If your school days are long in the past, or you’re wanting to quit your current job and focus on a career in writing, don’t fret: there are plenty of writing courses out there. Again, you don’t need to have attended a course to succeed, but, as they are often taught by industry experts, you could glean some valuable knowledge – not to mention making new contacts.
6. Build up a portfolio
All the writing you’ve done in your spare time can be put together as a portfolio and shown to employers, whether online or as a printed version.
Creating a website portfolio using a site such as Contently and Clippings.me can be really beneficial for a writer as all your work is easily accessible and can be associated with your name. However, it’s important to note that your portfolio shouldn’t include everything you’ve ever written, especially those stories you wrote back when you were 13. Keep it relevant to the role you’re working towards and updated with your best work from the last few years.
Despite the importance of an online presence, don’t underestimate the impact of printing off samples of your work to take to interviews. This can illustrate your dedication to your career and the care you take with your work.
7. Get professional experience
Writing for your blog or student newspaper is a great way to get started, but professional writing experience will really stand out on your CV. Internships and work placements are great ways to do this and can be taken alongside your studies or for longer periods during the summer. Although some placements are unpaid, they can be helpful in getting you started before better positions become available.
8. Find paid work
After going through all these steps, you’re probably ready to consider applying for a real job as a writer. Although the world of writing is very competitive, with a great portfolio, a proven track record and – most importantly – a real passion towards your chosen career path, your chances of being hired are significantly increased.

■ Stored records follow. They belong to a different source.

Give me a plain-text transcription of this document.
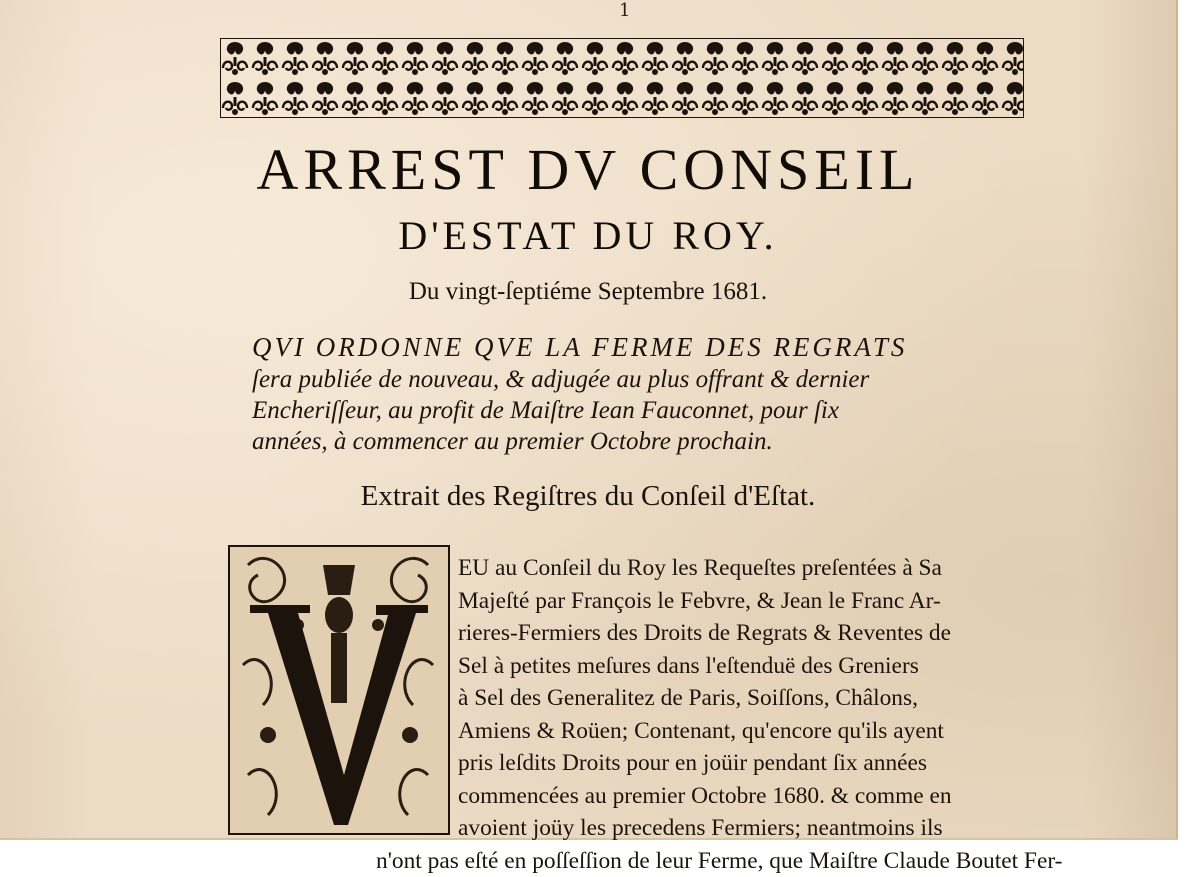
1
ARREST DV CONSEIL
D'ESTAT DU ROY.
Du vingt-ſeptiéme Septembre 1681.
QVI ORDONNE QVE LA FERME DES REGRATS
ſera publiée de nouveau, & adjugée au plus offrant & dernier
Encheriſſeur, au profit de Maiſtre Iean Fauconnet, pour ſix
années, à commencer au premier Octobre prochain.
Extrait des Regiſtres du Conſeil d'Eſtat.
EU au Conſeil du Roy les Requeſtes preſentées à Sa
Majeſté par François le Febvre, & Jean le Franc Ar-
rieres-Fermiers des Droits de Regrats & Reventes de
Sel à petites meſures dans l'eſtenduë des Greniers
à Sel des Generalitez de Paris, Soiſſons, Châlons,
Amiens & Roüen; Contenant, qu'encore qu'ils ayent
pris leſdits Droits pour en joüir pendant ſix années
commencées au premier Octobre 1680. & comme en
avoient joüy les precedens Fermiers; neantmoins ils
n'ont pas eſté en poſſeſſion de leur Ferme, que Maiſtre Claude Boutet Fer-
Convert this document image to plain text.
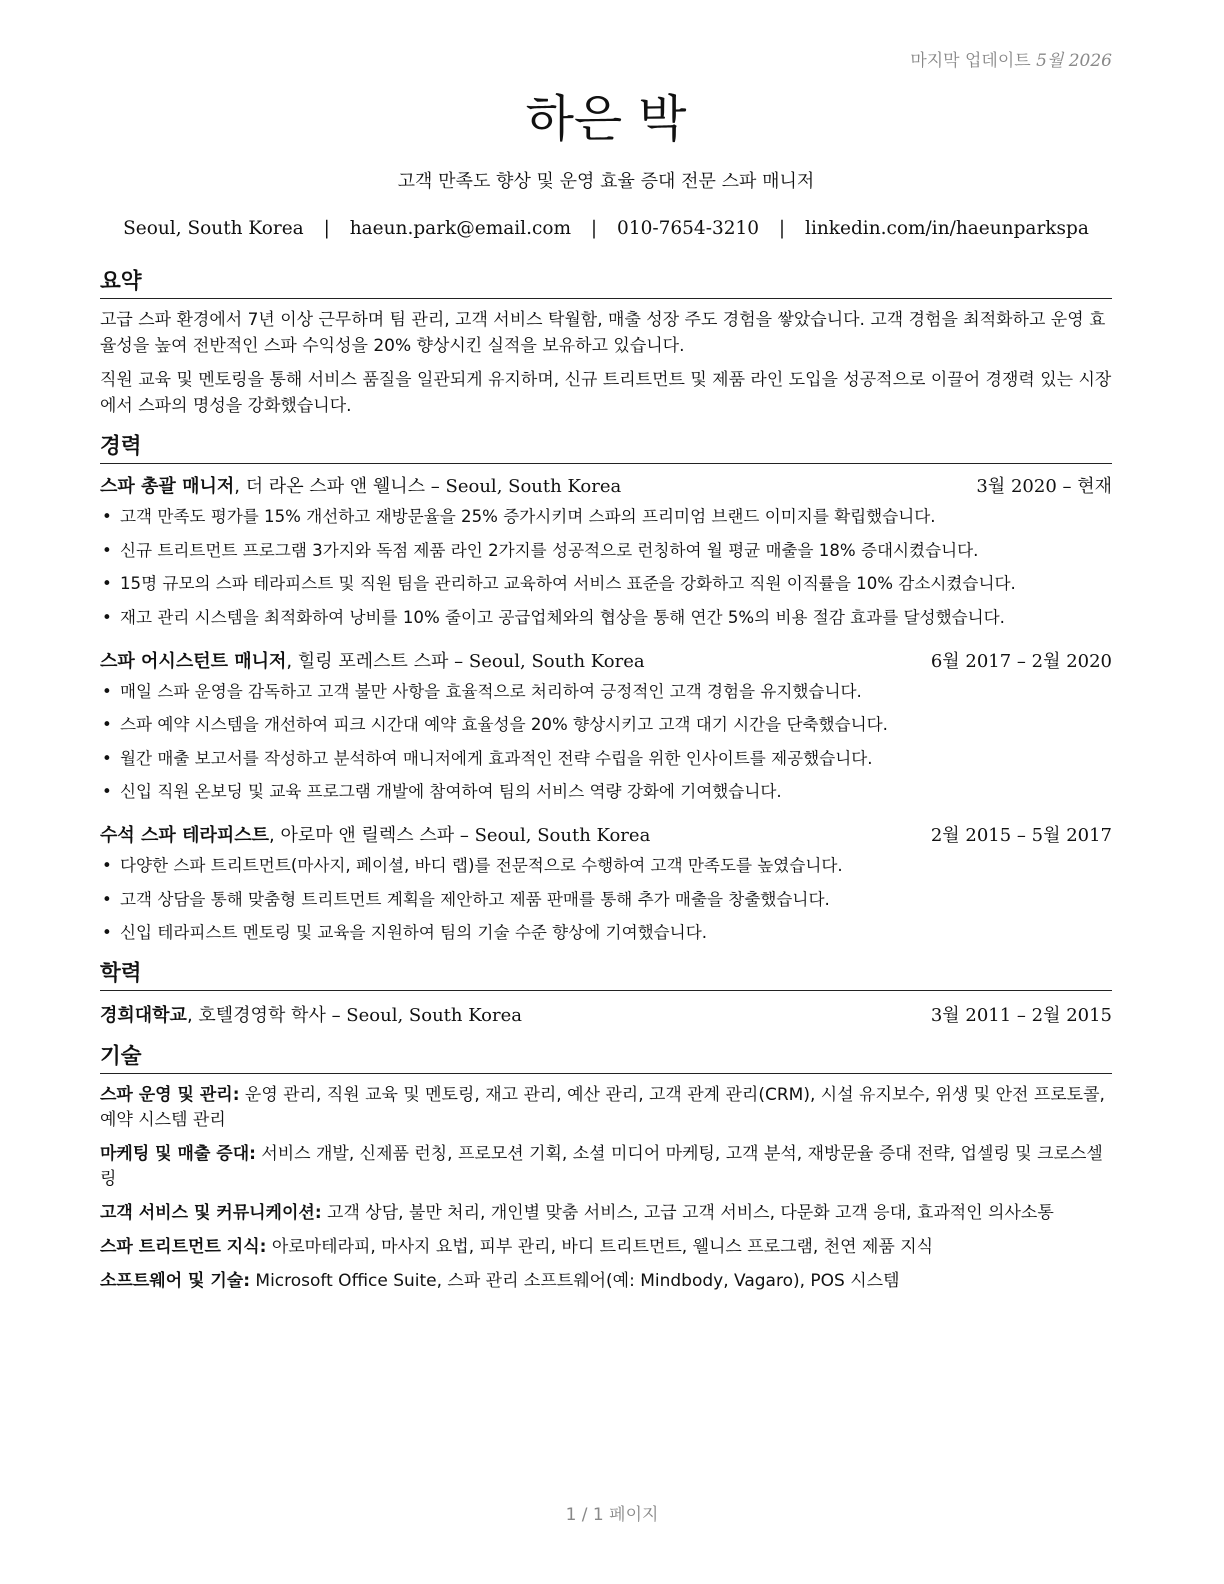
마지막 업데이트 5월 2026
하은 박
고객 만족도 향상 및 운영 효율 증대 전문 스파 매니저
Seoul, South Korea | haeun.park@email.com | 010-7654-3210 | linkedin.com/in/haeunparkspa
요약

고급 스파 환경에서 7년 이상 근무하며 팀 관리, 고객 서비스 탁월함, 매출 성장 주도 경험을 쌓았습니다. 고객 경험을 최적화하고 운영 효율성을 높여 전반적인 스파 수익성을 20% 향상시킨 실적을 보유하고 있습니다.

직원 교육 및 멘토링을 통해 서비스 품질을 일관되게 유지하며, 신규 트리트먼트 및 제품 라인 도입을 성공적으로 이끌어 경쟁력 있는 시장에서 스파의 명성을 강화했습니다.

경력
스파 총괄 매니저, 더 라온 스파 앤 웰니스 – Seoul, South Korea	3월 2020 – 현재
• 고객 만족도 평가를 15% 개선하고 재방문율을 25% 증가시키며 스파의 프리미엄 브랜드 이미지를 확립했습니다.
• 신규 트리트먼트 프로그램 3가지와 독점 제품 라인 2가지를 성공적으로 런칭하여 월 평균 매출을 18% 증대시켰습니다.
• 15명 규모의 스파 테라피스트 및 직원 팀을 관리하고 교육하여 서비스 표준을 강화하고 직원 이직률을 10% 감소시켰습니다.
• 재고 관리 시스템을 최적화하여 낭비를 10% 줄이고 공급업체와의 협상을 통해 연간 5%의 비용 절감 효과를 달성했습니다.
스파 어시스턴트 매니저, 힐링 포레스트 스파 – Seoul, South Korea	6월 2017 – 2월 2020
• 매일 스파 운영을 감독하고 고객 불만 사항을 효율적으로 처리하여 긍정적인 고객 경험을 유지했습니다.
• 스파 예약 시스템을 개선하여 피크 시간대 예약 효율성을 20% 향상시키고 고객 대기 시간을 단축했습니다.
• 월간 매출 보고서를 작성하고 분석하여 매니저에게 효과적인 전략 수립을 위한 인사이트를 제공했습니다.
• 신입 직원 온보딩 및 교육 프로그램 개발에 참여하여 팀의 서비스 역량 강화에 기여했습니다.
수석 스파 테라피스트, 아로마 앤 릴렉스 스파 – Seoul, South Korea	2월 2015 – 5월 2017
• 다양한 스파 트리트먼트(마사지, 페이셜, 바디 랩)를 전문적으로 수행하여 고객 만족도를 높였습니다.
• 고객 상담을 통해 맞춤형 트리트먼트 계획을 제안하고 제품 판매를 통해 추가 매출을 창출했습니다.
• 신입 테라피스트 멘토링 및 교육을 지원하여 팀의 기술 수준 향상에 기여했습니다.
학력
경희대학교, 호텔경영학 학사 – Seoul, South Korea	3월 2011 – 2월 2015
기술
스파 운영 및 관리: 운영 관리, 직원 교육 및 멘토링, 재고 관리, 예산 관리, 고객 관계 관리(CRM), 시설 유지보수, 위생 및 안전 프로토콜, 예약 시스템 관리
마케팅 및 매출 증대: 서비스 개발, 신제품 런칭, 프로모션 기획, 소셜 미디어 마케팅, 고객 분석, 재방문율 증대 전략, 업셀링 및 크로스셀링
고객 서비스 및 커뮤니케이션: 고객 상담, 불만 처리, 개인별 맞춤 서비스, 고급 고객 서비스, 다문화 고객 응대, 효과적인 의사소통
스파 트리트먼트 지식: 아로마테라피, 마사지 요법, 피부 관리, 바디 트리트먼트, 웰니스 프로그램, 천연 제품 지식
소프트웨어 및 기술: Microsoft Office Suite, 스파 관리 소프트웨어(예: Mindbody, Vagaro), POS 시스템
1 / 1 페이지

You could also choose the path of the freelance writer, which is considerably more difficult at the beginning when you lack contacts. Building up a reputation and a client base takes time and it could be a long while before you start earning enough money to live on. If you’re determined to write on a freelance basis, consider doing this alongside your current job before you drop everything, and gradually come to a point where you can write full-time.
Writing can be an incredibly rewarding career choice but getting started takes a lot of self-motivation and patience. Eventually, all your hard work will pay off and the feeling of having succeeded will be all the more satisfying.